Established on July 11, 1941, the Office of the Coordinator of Information (COI) was to be the United States of America's first serious and organized venture into espionage, propaganda, subversion, and the various other activities, all under one agency. These functions had all been performed before by the United States, but never by one cohesive centralized organization. The COI had a 10 million dollar starting budget, and an initial workforce of some 600 people, both military and civilian (Eventually, the OSS would grow to nearly 20,000 men and women).

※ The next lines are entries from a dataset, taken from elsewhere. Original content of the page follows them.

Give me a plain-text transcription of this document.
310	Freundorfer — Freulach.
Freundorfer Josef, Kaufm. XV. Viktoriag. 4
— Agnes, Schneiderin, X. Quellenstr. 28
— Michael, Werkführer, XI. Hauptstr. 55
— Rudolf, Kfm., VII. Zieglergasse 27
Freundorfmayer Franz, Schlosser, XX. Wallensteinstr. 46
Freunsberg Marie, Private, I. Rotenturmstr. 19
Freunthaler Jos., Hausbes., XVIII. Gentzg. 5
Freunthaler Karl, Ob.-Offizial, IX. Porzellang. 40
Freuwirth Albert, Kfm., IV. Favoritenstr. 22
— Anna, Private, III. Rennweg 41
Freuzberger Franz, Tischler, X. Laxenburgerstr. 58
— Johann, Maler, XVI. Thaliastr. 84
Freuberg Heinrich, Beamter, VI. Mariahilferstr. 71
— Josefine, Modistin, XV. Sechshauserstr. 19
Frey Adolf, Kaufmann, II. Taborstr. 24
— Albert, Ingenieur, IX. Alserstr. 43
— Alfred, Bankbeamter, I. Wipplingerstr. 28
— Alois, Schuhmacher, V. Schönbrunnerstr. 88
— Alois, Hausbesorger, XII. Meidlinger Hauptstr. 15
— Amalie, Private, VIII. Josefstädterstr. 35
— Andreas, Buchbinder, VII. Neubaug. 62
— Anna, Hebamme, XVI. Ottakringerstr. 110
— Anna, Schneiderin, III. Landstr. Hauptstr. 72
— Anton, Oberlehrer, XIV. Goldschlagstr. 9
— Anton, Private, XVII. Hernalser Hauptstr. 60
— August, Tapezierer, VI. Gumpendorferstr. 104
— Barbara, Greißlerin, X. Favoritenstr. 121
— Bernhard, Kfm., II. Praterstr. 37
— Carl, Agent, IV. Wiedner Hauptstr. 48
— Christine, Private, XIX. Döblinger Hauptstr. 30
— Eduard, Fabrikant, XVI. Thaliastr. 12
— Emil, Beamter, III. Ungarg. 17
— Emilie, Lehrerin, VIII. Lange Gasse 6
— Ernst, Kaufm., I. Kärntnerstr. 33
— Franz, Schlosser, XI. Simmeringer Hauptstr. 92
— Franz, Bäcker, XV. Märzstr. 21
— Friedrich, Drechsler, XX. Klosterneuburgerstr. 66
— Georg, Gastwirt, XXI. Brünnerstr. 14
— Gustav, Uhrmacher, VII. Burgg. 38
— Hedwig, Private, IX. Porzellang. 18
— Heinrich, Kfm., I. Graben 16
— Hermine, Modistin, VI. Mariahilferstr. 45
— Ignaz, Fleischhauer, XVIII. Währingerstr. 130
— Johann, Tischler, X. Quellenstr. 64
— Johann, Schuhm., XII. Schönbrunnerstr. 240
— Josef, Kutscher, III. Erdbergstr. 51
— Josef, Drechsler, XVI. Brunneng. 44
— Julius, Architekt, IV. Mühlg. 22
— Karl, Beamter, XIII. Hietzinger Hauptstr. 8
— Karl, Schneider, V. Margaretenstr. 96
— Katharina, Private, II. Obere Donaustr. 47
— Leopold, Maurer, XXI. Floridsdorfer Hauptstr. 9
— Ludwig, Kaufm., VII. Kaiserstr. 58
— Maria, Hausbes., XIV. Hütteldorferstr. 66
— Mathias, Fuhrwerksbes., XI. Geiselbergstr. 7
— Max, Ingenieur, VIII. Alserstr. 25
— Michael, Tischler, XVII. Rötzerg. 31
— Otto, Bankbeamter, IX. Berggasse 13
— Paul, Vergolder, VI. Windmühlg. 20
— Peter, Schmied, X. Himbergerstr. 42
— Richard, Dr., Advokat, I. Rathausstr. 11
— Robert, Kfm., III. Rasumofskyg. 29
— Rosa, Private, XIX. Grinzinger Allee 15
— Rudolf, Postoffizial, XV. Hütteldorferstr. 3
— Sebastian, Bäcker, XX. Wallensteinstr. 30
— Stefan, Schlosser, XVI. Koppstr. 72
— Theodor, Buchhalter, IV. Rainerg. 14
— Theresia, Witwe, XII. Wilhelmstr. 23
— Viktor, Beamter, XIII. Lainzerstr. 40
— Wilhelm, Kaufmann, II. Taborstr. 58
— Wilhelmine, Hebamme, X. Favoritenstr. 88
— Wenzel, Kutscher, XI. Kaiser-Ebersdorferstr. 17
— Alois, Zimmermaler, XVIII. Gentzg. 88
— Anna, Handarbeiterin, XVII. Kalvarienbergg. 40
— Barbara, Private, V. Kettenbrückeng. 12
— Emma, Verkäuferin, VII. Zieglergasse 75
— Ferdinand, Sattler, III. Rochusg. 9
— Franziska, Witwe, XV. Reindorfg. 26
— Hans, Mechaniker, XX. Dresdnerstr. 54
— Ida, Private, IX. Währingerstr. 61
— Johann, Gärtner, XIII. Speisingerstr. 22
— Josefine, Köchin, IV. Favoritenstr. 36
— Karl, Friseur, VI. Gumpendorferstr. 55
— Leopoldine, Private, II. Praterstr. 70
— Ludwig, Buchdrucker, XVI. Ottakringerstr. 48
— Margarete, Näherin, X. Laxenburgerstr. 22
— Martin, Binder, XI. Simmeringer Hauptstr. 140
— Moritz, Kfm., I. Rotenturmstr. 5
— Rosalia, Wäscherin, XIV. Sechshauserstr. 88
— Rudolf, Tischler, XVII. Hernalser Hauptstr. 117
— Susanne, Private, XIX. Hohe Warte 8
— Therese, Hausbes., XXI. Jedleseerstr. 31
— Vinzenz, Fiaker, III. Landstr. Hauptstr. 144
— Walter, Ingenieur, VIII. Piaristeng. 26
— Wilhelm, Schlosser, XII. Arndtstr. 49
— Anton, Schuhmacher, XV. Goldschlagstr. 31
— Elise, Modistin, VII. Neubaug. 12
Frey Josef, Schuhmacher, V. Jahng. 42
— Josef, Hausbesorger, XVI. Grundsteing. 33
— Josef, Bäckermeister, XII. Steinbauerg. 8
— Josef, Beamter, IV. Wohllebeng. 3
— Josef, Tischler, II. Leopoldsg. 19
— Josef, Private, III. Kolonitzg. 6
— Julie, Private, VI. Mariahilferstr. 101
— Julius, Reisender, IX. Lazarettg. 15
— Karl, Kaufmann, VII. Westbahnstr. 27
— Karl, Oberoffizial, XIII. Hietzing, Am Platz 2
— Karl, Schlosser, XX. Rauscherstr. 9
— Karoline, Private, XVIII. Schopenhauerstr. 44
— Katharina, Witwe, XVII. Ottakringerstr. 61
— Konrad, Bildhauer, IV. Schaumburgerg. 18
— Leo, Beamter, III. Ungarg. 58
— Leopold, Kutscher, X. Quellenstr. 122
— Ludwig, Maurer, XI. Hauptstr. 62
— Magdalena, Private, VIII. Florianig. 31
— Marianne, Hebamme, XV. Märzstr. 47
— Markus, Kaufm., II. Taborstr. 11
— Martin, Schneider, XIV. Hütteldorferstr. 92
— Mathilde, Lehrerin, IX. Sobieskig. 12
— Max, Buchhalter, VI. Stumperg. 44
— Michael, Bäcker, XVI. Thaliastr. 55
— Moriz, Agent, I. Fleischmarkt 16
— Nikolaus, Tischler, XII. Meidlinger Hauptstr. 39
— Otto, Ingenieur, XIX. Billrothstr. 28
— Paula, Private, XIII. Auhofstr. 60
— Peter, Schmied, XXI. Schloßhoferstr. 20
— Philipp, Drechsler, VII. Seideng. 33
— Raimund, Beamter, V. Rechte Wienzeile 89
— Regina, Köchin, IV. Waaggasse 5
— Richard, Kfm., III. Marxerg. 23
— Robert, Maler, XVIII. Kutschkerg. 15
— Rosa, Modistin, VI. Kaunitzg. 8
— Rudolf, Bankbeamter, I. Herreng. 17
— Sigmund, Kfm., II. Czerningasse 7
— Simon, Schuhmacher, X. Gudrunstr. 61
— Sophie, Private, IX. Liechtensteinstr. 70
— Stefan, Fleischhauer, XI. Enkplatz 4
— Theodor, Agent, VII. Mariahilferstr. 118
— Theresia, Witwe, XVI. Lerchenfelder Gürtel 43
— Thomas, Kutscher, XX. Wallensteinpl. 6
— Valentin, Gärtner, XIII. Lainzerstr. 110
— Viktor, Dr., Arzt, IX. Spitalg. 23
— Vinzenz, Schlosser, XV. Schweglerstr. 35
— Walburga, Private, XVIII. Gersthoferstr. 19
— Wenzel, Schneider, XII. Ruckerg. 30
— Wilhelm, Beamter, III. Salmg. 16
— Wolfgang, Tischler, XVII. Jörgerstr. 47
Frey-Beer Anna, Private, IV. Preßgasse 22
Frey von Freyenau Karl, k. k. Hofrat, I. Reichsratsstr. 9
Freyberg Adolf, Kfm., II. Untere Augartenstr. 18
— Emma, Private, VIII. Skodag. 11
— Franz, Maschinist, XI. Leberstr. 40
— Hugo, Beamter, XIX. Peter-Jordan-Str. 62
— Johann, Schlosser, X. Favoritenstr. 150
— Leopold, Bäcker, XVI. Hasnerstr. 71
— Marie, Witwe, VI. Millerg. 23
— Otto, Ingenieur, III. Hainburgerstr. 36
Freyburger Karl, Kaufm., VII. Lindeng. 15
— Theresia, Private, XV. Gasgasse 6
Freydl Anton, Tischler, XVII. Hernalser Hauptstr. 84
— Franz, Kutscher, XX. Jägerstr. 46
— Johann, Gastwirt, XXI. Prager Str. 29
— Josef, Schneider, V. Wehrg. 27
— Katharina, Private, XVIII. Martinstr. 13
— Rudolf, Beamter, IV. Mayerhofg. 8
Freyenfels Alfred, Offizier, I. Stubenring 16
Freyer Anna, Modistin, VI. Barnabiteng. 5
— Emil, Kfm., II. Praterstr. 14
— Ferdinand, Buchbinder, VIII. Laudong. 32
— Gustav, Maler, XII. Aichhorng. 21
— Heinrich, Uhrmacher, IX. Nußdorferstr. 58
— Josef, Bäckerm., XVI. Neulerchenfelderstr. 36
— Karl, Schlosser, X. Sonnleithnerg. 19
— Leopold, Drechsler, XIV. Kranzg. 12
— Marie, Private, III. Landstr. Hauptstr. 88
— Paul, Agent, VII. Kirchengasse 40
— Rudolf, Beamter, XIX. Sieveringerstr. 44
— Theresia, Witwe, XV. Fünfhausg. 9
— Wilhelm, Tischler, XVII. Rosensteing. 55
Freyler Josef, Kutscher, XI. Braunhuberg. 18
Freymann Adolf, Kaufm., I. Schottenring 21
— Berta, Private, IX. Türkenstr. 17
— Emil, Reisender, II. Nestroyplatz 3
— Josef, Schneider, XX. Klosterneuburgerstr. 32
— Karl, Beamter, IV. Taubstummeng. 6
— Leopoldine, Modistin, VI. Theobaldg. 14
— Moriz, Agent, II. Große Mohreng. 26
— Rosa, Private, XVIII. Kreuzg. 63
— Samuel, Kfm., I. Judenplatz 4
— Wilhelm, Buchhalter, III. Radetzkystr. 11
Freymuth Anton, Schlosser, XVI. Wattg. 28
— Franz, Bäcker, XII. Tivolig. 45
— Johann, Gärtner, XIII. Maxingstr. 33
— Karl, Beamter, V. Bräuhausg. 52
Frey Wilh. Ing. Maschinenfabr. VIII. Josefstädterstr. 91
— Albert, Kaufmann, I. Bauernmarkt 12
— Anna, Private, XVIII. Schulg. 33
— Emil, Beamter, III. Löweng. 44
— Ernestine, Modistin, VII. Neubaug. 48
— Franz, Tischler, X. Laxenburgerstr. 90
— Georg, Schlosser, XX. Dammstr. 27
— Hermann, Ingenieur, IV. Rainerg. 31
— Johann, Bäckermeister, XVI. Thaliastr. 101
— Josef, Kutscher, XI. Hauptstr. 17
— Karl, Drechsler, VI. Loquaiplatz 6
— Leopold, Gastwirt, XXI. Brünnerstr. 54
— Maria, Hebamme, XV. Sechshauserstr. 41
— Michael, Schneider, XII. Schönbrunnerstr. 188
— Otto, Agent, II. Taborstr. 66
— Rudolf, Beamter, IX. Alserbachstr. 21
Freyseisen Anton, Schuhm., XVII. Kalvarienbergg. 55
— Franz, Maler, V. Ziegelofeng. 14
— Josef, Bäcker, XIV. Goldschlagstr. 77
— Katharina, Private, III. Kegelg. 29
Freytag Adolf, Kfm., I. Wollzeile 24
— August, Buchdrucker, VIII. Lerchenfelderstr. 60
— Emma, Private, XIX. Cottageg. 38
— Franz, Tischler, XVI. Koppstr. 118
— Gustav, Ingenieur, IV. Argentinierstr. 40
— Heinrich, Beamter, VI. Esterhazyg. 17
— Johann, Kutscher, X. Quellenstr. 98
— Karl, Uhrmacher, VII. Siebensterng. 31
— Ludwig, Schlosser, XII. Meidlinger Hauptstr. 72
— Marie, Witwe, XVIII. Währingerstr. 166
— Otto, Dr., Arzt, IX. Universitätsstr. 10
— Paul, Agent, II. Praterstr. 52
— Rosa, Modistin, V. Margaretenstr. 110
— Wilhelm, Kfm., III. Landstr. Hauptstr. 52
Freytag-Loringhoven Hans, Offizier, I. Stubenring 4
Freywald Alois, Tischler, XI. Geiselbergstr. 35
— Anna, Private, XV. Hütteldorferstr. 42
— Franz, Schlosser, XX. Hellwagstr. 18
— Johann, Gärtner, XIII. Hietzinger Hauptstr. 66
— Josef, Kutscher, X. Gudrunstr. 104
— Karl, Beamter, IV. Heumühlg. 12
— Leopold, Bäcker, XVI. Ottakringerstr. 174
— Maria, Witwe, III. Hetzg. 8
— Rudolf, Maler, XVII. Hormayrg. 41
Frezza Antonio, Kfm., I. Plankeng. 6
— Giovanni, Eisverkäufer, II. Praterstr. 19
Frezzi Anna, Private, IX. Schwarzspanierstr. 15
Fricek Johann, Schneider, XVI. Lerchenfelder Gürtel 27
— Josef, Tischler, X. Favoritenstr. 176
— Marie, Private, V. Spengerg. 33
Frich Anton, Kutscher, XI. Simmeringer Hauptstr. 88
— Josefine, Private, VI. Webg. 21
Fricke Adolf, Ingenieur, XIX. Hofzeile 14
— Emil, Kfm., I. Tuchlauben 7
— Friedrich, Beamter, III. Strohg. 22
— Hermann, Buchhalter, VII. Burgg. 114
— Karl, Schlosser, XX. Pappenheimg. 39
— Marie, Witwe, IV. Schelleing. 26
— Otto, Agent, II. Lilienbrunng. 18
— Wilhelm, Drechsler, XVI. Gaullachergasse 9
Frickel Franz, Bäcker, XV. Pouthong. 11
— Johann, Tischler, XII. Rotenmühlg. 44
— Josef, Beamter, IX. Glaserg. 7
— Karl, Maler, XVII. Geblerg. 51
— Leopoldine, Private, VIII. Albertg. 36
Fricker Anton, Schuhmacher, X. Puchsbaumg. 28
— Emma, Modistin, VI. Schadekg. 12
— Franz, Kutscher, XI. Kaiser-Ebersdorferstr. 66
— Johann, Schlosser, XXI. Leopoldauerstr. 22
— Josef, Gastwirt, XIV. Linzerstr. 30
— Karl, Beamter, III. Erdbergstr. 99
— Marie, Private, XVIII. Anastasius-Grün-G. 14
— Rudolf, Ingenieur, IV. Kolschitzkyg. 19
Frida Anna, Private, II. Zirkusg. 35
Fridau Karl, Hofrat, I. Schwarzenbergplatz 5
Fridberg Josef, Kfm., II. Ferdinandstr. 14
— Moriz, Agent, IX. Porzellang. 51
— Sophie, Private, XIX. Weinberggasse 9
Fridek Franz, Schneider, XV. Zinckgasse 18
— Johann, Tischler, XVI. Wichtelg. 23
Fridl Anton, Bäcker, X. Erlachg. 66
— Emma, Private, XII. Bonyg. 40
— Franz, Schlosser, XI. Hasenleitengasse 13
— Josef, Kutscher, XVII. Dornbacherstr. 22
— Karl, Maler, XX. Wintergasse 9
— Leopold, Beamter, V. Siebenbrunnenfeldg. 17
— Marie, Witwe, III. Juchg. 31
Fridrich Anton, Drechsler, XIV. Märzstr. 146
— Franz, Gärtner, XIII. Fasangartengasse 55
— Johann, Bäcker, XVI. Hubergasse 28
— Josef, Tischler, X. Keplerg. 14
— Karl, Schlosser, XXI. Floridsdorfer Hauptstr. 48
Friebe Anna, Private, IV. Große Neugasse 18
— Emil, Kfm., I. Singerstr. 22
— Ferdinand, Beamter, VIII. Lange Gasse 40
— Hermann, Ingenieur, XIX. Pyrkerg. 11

The creation of the COE spawned from two special missions that William Joseph Donovan performed for the President of the United States, Franklin D. Roosevelt. Roosevelt saw the value of having missions of this secret nature conducted regularly by an actual organization, so he asked Donovan to help form an American intelligence agency.

The United States Army and the Navy both objected strenuously to this new agency. They feared that it would take away from many of the intelligence roles that the two military branches traditionally performed. In order to help appease these objectors, it was decided that the COI would report directly to the President and the Joint Chiefs of Staff. It was definitely stated that many intelligence functions would always be reserved duties of the Navy and Army.

In June of 1942, the COI was renamed the Office of Strategic Services (OSS). Some of the duties that came with the name change included foreign counterintelligence activities, under the section known as X-2. Initially, the OSS was not privy to the highly secret ULTRA, MAGIC, and ICE, but eventually X-2 did receive the necessary clearance.

During 1942, Donovan sent intelligence units to every theatre of war that would accept them. Some battle areas, such as French North Africa desperately needed intelligence, so they were welcomed. However, both General Douglas MacArthur and Admiral Chester Nimitz essentially shut the OSS out of the Pacific Theatre of Operations against the Empire of Japan.

Some of the operations the Office of Strategic Services was involved in:

  • Aided guerilla/partisan operations in Europe and Asia
  • 'Black' propaganda (made to look like it was coming from disgruntled Germans or Japanese)
  • Ran bureaus in neutral Switzerland so anti-Hitler Nazis could send status reports
  • Adopted remnants of prewar French intelligence units, who provided much valuable intel on German army deployments in France
  • Helped smuggle Danish physicist Niels Bohr out of German-controlled Europe
  • Sent an agent to assassinate German physicist Werner Heisenberg (did not go through, though)

The OSS conducted many operations during World War II, with units of many different military disciplines. There were US Army Air Corps bomber crews, Navy divers, civillians working with anti-Japanese guerrillas in East Asia, etc.

After World War II, in 1945, the OSS was dissolved. Its remnants were dispersed among the various military branches, and eventually some of the other sections were transformed into the Central Intelligence Agency.